What the survivors often did next, after self-realization that they were on their own, was to begin to introduce fundamental changes into their lives. Some began with nutrition. Some began with exercise. The order of introduction of these new habits did not seem to make a difference.
A key characteristic of the survivors is that they had certitude about their quest, and kept at it for weeks and months; over which time they noted small incremental improvements. These small benefits provided feedback, reward, and instilled enthusiasm to continue the efforts. Eventually, after months of effort, fatigue and pain faded into remission. But healing does not end here.

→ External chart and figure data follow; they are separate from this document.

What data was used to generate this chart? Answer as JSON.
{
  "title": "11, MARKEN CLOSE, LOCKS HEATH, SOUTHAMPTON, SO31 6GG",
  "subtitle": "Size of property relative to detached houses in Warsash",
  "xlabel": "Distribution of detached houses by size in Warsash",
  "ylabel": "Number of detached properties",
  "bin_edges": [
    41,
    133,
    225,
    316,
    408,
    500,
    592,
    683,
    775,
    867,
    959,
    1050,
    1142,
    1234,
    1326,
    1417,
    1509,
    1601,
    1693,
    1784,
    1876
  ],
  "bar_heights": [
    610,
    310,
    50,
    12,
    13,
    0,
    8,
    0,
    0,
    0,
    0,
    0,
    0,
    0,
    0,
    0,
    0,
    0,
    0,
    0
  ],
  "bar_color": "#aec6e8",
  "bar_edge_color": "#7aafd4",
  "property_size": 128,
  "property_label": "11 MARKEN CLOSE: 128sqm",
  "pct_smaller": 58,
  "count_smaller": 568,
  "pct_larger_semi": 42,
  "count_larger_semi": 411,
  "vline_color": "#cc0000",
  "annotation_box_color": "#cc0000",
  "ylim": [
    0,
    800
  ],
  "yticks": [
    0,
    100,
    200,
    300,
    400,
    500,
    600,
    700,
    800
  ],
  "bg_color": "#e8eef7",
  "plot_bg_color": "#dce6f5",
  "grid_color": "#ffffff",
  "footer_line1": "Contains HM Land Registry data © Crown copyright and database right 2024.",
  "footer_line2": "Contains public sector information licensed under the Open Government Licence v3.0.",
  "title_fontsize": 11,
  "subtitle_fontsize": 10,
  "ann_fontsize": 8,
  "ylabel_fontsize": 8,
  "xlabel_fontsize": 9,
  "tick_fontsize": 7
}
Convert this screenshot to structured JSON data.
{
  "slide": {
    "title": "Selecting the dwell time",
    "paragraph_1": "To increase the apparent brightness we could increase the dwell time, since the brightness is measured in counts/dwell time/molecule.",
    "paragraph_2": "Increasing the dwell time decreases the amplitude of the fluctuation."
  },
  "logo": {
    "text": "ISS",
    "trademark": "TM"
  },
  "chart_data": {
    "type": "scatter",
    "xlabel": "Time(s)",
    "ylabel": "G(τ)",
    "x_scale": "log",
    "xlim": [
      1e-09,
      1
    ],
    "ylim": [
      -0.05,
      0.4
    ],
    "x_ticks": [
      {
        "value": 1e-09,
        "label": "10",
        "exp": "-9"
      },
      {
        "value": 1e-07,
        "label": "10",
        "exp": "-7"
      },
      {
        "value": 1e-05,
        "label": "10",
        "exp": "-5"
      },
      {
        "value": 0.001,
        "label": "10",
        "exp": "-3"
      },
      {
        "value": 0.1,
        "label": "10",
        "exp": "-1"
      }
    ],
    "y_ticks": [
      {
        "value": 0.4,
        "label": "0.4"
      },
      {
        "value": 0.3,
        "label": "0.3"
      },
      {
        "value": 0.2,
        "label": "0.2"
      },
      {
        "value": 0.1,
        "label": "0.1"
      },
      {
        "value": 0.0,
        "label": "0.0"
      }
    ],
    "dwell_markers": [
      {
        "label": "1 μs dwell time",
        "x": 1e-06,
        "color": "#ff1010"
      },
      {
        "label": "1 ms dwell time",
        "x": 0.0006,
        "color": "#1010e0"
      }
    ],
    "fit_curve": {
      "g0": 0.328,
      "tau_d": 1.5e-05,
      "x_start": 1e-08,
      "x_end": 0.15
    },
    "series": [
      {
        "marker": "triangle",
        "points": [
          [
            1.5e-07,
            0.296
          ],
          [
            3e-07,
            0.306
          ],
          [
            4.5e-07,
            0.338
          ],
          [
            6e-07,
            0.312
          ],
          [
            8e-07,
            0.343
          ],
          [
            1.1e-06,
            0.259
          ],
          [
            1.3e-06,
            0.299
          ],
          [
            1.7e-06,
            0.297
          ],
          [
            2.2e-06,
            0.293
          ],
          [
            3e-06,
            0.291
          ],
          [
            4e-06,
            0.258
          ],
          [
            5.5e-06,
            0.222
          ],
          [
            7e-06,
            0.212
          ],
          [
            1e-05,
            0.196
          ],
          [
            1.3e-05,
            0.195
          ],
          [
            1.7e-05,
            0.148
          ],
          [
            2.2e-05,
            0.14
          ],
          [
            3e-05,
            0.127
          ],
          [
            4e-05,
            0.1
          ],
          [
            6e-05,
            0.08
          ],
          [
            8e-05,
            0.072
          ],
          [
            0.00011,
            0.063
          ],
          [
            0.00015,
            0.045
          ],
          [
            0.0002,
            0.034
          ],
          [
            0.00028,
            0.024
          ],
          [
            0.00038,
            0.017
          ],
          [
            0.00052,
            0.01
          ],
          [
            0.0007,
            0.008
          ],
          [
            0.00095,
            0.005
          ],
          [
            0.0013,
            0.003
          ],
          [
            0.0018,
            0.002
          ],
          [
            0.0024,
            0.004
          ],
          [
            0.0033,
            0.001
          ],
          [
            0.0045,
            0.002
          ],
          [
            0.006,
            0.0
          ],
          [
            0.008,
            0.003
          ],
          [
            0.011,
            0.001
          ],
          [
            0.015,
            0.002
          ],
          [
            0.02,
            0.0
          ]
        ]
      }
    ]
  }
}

Another common experience of survivors seems to be a tendency to have recurrences of symptoms of fatigue and pain. Each recurrence was once again beaten into remission via reinstitution of the same efforts that gained initial benefits.
I believe that hormones are intimately involved in the healing process that Fibromyalgia and Chronic Fatigue Syndrome survivors report. The biggest endocrine gland in the human body, the brain, is directly connected to the biggest concentration of nerves in the body and the spinal cord, and these neural and endocrine tissues are intimate and maintain inter-communication throughout our lives.
The brain secretes hormones and senses hormones. The master gland in the human body, the pituitary, lies at the base of the brain and is part of the brain. The pituitary gland secretes hormones into the blood to regulate most of the other glands in the body. Brain tissues command the pituitary, and thoughts command the brain. “I think and therefore I am” is not an abstract philosophical idea, as Voltaire seemed to indicate when he stated this as part of his philosophical discussions of reality.
Thinking literally causes what you become. These concepts have been an integral part of the biological sciences since the 1960s. Initially, these physiological insights were studied and recorded within a field called “Psychosomatic Medicine”. Later, in the 1980s these ideas became more broadly incorporated into the field of “Psychoneuroimmunology“.
A more appropriate name is “Psychoneuroendocrin–immunology“. Anyone interested in the scientific underpinnings of these physiological concepts should study the writings of Dr. Candace Pert.
What the survivors self-discovered is that they could think and act their way to wellness. Each time they instituted an effort that had restorative potency, their brain-generated thoughts evoked positive neural signals that incited positive hormonal ebbs and flows, which in turn stimulated cytokine and endorphin ebb and flows causal of feelings of well being and actual tissue healing.
The runner’s high is not a myth. Endorphins released by exercise are the body’s internal opiate system. Endo-cannabinoids are another internal feel-good and healing system.
The extensive body of clinical endo-cannabinoid science explains why Cannabis has been so helpful to those with Fibromyalgia and Chronic Fatigue Syndrome, and to those who have been daring enough to attempt the use of Cannabis in face of the massive federal propaganda campaign that has been waged against this miracle herb for the last 75 years.
Once a person has realized this transcendence of life experiences, and has sensed true benefits, these very experiences provide self-evidentiary proof that what they have been suffering has been Fibromyalgia and Chronic Fatigue Syndrome.
The survivors will have made their own self-diagnosis, and they will realize that their own self-taken actions are the optimal route to recovery.